Decree of Recognition

Following the official approach made by the Movement on the 18th of April 1984, Cardinal Pironio, President of the Pontifical Council for the Laity, signed, on the feast of Easter 1992, the decree recognising the Teams of Our Lady as a “Private Association of the Faithful” and the approval of its Statutes, in accordance with the new Code of Canon Law.
This is in fact the third official approval of the Teams of Our Lady by the Church, the first being that by Cardinal Feltin, Archbishop of Paris, (letter of the 25th of March 1960), the second that of Cardinal Roy, President of the Council of the laity, at Rome (letter of the 18th of February 1975), the Teams of Our Lady being then recognised as an “International Catholic Association”.
1992
1994

Fatima (Portugal) 8th International Gathering

Approximately 5100 members of the Teams of Our Lady, couples and priests spiritual counsellors, from forty different countries of the five continents all met at Fatima.
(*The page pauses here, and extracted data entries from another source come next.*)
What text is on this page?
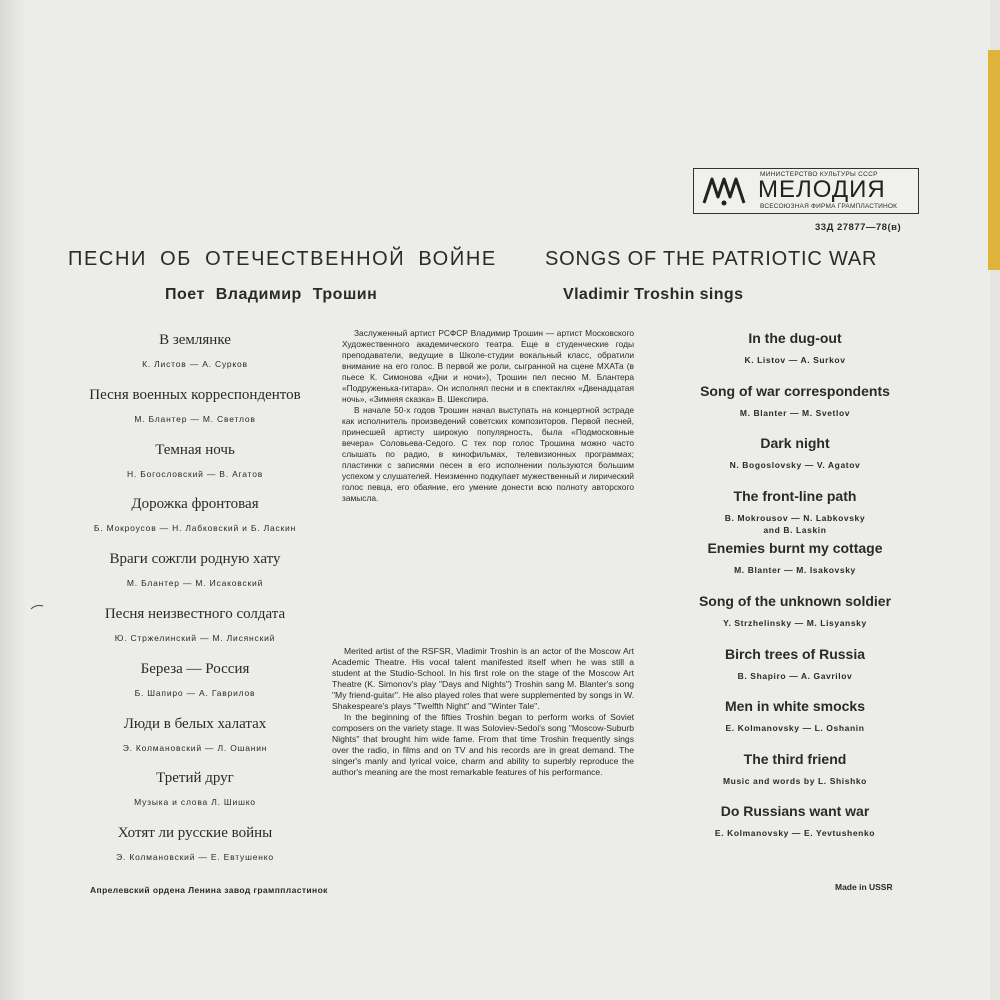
МИНИСТЕРСТВО КУЛЬТУРЫ СССР
МЕЛОДИЯ
ВСЕСОЮЗНАЯ ФИРМА ГРАМПЛАСТИНОК
33Д 27877—78(в)
ПЕСНИ ОБ ОТЕЧЕСТВЕННОЙ ВОЙНЕ SONGS OF THE PATRIOTIC WAR
Поет Владимир Трошин	Vladimir Troshin sings
В землянке
К. Листов — А. Сурков
Песня военных корреспондентов
М. Блантер — М. Светлов
Темная ночь
Н. Богословский — В. Агатов
Дорожка фронтовая
Б. Мокроусов — Н. Лабковский и Б. Ласкин
Враги сожгли родную хату
М. Блантер — М. Исаковский
Песня неизвестного солдата
Ю. Стржелинский — М. Лисянский
Береза — Россия
Б. Шапиро — А. Гаврилов
Люди в белых халатах
Э. Колмановский — Л. Ошанин
Третий друг
Музыка и слова Л. Шишко
Хотят ли русские войны
Э. Колмановский — Е. Евтушенко
In the dug-out
K. Listov — A. Surkov
Song of war correspondents
M. Blanter — M. Svetlov
Dark night
N. Bogoslovsky — V. Agatov
The front-line path
B. Mokrousov — N. Labkovsky
and B. Laskin
Enemies burnt my cottage
M. Blanter — M. Isakovsky
Song of the unknown soldier
Y. Strzhelinsky — M. Lisyansky
Birch trees of Russia
B. Shapiro — A. Gavrilov
Men in white smocks
E. Kolmanovsky — L. Oshanin
The third friend
Music and words by L. Shishko
Do Russians want war
E. Kolmanovsky — E. Yevtushenko

Заслуженный артист РСФСР Владимир Трошин — артист Московского Художественного академического театра. Еще в студенческие годы преподаватели, ведущие в Школе-студии вокальный класс, обратили внимание на его голос. В первой же роли, сыгранной на сцене МХАТа (в пьесе К. Симонова «Дни и ночи»), Трошин пел песню М. Блантера «Подруженька-гитара». Он исполнял песни и в спектаклях «Двенадцатая ночь», «Зимняя сказка» В. Шекспира.

В начале 50-х годов Трошин начал выступать на концертной эстраде как исполнитель произведений советских композиторов. Первой песней, принесшей артисту широкую популярность, была «Подмосковные вечера» Соловьева-Седого. С тех пор голос Трошина можно часто слышать по радио, в кинофильмах, телевизионных программах; пластинки с записями песен в его исполнении пользуются большим успехом у слушателей. Неизменно подкупает мужественный и лирический голос певца, его обаяние, его умение донести всю полноту авторского замысла.

Merited artist of the RSFSR, Vladimir Troshin is an actor of the Moscow Art Academic Theatre. His vocal talent manifested itself when he was still a student at the Studio-School. In his first role on the stage of the Moscow Art Theatre (K. Simonov's play "Days and Nights") Troshin sang M. Blanter's song "My friend-guitar". He also played roles that were supplemented by songs in W. Shakespeare's plays "Twelfth Night" and "Winter Tale".

In the beginning of the fifties Troshin began to perform works of Soviet composers on the variety stage. It was Soloviev-Sedoi's song "Moscow-Suburb Nights" that brought him wide fame. From that time Troshin frequently sings over the radio, in films and on TV and his records are in great demand. The singer's manly and lyrical voice, charm and ability to superbly reproduce the author's meaning are the most remarkable features of his performance.

Апрелевский ордена Ленина завод грамппластинок	Made in USSR
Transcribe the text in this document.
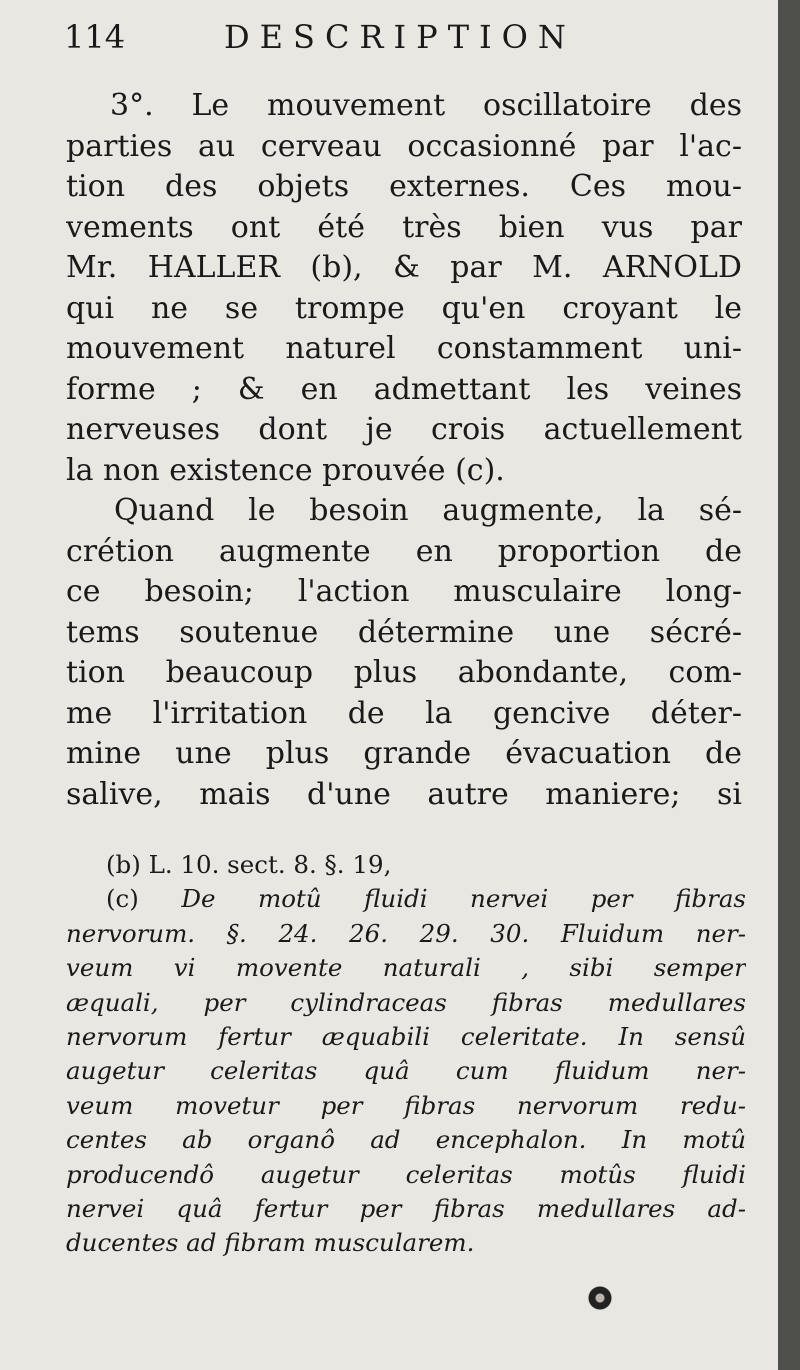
114	DESCRIPTION
3°. Le mouvement oscillatoire des
parties au cerveau occasionné par l'ac-
tion des objets externes. Ces mou-
vements ont été très bien vus par
Mr. HALLER (b), & par M. ARNOLD
qui ne se trompe qu'en croyant le
mouvement naturel constamment uni-
forme ; & en admettant les veines
nerveuses dont je crois actuellement
la non existence prouvée (c).
Quand le besoin augmente, la sé-
crétion augmente en proportion de
ce besoin; l'action musculaire long-
tems soutenue détermine une sécré-
tion beaucoup plus abondante, com-
me l'irritation de la gencive déter-
mine une plus grande évacuation de
salive, mais d'une autre maniere; si
(b) L. 10. sect. 8. §. 19,
(c) De motû fluidi nervei per fibras
nervorum. §. 24. 26. 29. 30. Fluidum ner-
veum vi movente naturali , sibi semper
æquali, per cylindraceas fibras medullares
nervorum fertur æquabili celeritate. In sensû
augetur celeritas quâ cum fluidum ner-
veum movetur per fibras nervorum redu-
centes ab organô ad encephalon. In motû
producendô augetur celeritas motûs fluidi
nervei quâ fertur per fibras medullares ad-
ducentes ad fibram muscularem.
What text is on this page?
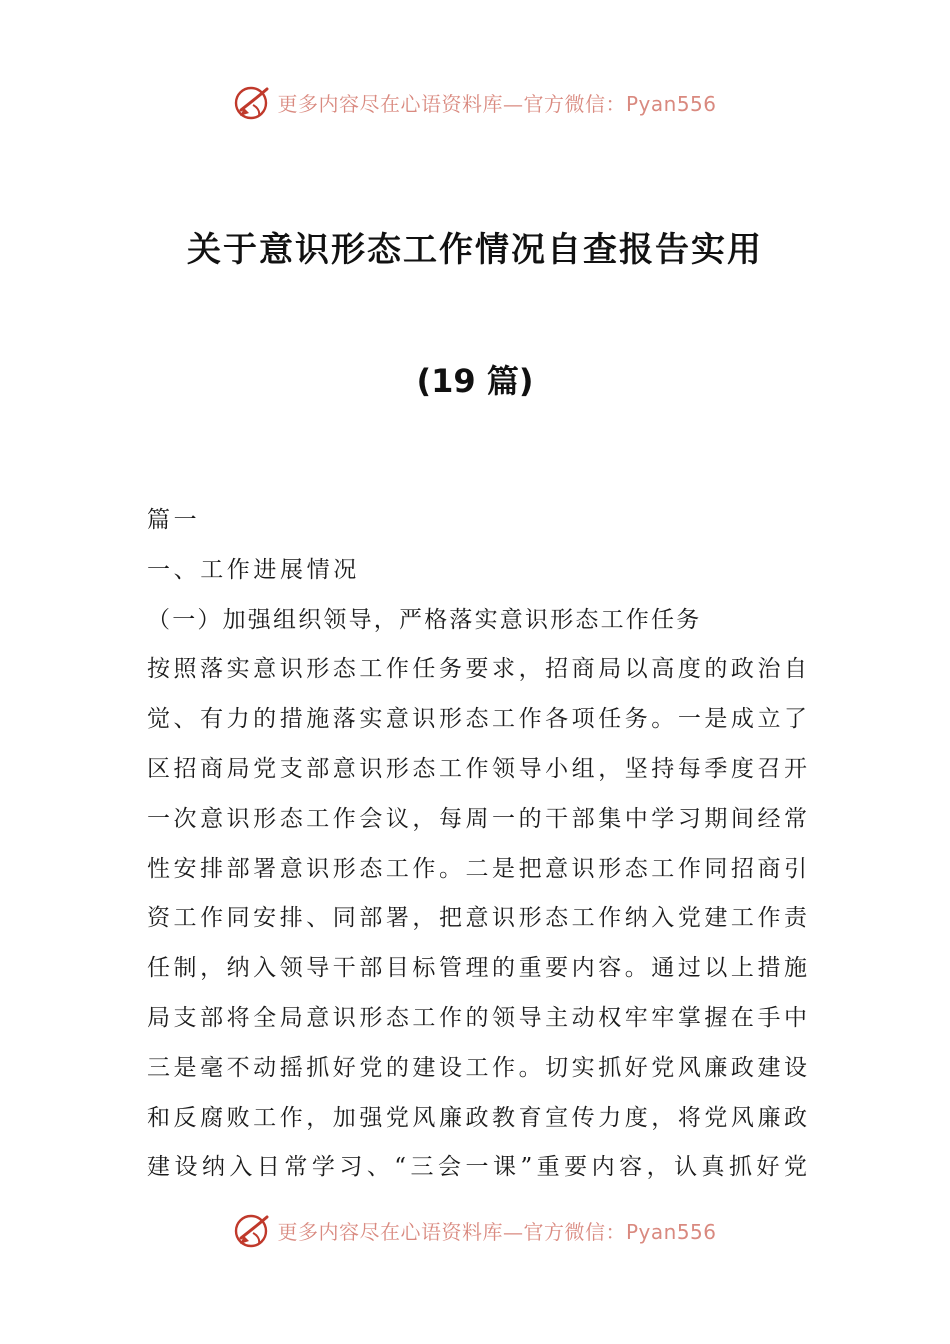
更多内容尽在心语资料库—官方微信：Pyan556
关于意识形态工作情况自查报告实用
(19 篇)
篇一
一、工作进展情况
（一）加强组织领导，严格落实意识形态工作任务
按照落实意识形态工作任务要求，招商局以高度的政治自
觉、有力的措施落实意识形态工作各项任务。一是成立了
区招商局党支部意识形态工作领导小组，坚持每季度召开
一次意识形态工作会议，每周一的干部集中学习期间经常
性安排部署意识形态工作。二是把意识形态工作同招商引
资工作同安排、同部署，把意识形态工作纳入党建工作责
任制，纳入领导干部目标管理的重要内容。通过以上措施
局支部将全局意识形态工作的领导主动权牢牢掌握在手中
三是毫不动摇抓好党的建设工作。切实抓好党风廉政建设
和反腐败工作，加强党风廉政教育宣传力度，将党风廉政
建设纳入日常学习、“三会一课”重要内容，认真抓好党
更多内容尽在心语资料库—官方微信：Pyan556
It was the eighth international gathering following those which have taken place every 6 years after the very first held in Lourdes in 1954.
Since the Church has adopted the U.N. proposal that 1994 should be the “Year of the family”, the Teams of Our Lady – a Church movement – wished to associate themselves with this objective by centring their reflection on the theme: “Being a family today in the Church and in the world”. They did so in accordance with their own charisma as a movement of married spirituality, based on the couple that is the “heart” of the family.